It’s been two years since scientists discovered evidence of gravitational waves. Now, they’re figuring out what we can do with them. Recently, they found a huge, early contender: Using them to unveil the knotted-up extra dimensions hiding, undetected, in spacetime.
A paper published Wednesday by researchers at the Max Planck Institute for Gravitational Physics explains two ways gravitational waves could be used to confirm the existence of hidden dimensions: By identifying unusually large numbers of high-frequency waves, or by detecting a “breathing” effect in the shape of the waves.
So far, extra dimensions beyond our common four are only theoretical; we’ve yet to uncover experimental evidence that they exist. And yet, while we all walk through the basic three spatial dimensions and move inexorably forward through the fourth — time — the best evidence of theoretical physics suggests there must be more than just four dimensions for the universe to work.
While they’ve served humanity extremely well, the two theories established by physicists like Albert Einstein and Niels Bohr in the early 20th century to describe the mechanics of the universe are incomplete. Einstein’s general relativity theory is very good at explaining big things, like the ebbs and flows of time, the expansion of the universe, and gravity. Bohr’s quantum mechanics theory is better at explaining small things, like particles and electromagnetism. These theories, perhaps unsurprisingly, don’t work well together. Ask them to explain phenomena that impinge on the border between macro and micro worlds — like black holes — and they start to fall apart.

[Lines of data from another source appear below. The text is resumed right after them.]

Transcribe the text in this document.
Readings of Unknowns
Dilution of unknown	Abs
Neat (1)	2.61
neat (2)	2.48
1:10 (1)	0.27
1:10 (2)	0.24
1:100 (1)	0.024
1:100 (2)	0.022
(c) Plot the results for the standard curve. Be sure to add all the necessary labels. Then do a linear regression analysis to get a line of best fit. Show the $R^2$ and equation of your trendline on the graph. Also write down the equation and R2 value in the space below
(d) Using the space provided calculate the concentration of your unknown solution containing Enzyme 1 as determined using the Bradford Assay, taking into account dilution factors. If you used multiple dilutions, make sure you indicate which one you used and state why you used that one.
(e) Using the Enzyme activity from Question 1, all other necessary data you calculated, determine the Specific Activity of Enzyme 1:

That’s why modern physicists have probed deeper, suggesting even more complex universal models that require more than just the bland four dimensions our species observes. In string theory, one of the most promising attempts to unify physics, the tiniest particles are in fact vibrating strings twisted into impossible higher-dimensional shapes. String theory suggests that there are way more dimensions than our usual four.
If these higher dimensions exist, then gravity — which moves through anything — would move through them. (This might explain why gravity is so weak compared to other forces — it’s getting lost in other dimensions.) In the paper, the researchers explain that the gravitational waves would be reshaped by these tiny, hidden extra dimensions in a manner that would cause them to resonate more at higher frequencies. The waves would also cause a more complex, multi-dimensional expansion and contraction resembling breathing.
Most gravitational wave detectors that are planned or already exist are tuned to detect powerful, low-frequency waves, which rules out detecting high-frequency waves for the time being. But the scientists propose that getting multiple detectors to work together could help them spot a powerful enough breathing effect.
Unfortunately, breathing waves wouldn’t confirm extra dimensions on their own. There are at least a few other possible explanations for the effect. But, if scientists do spot them, it would likely mean humanity’s first peek into higher dimensions.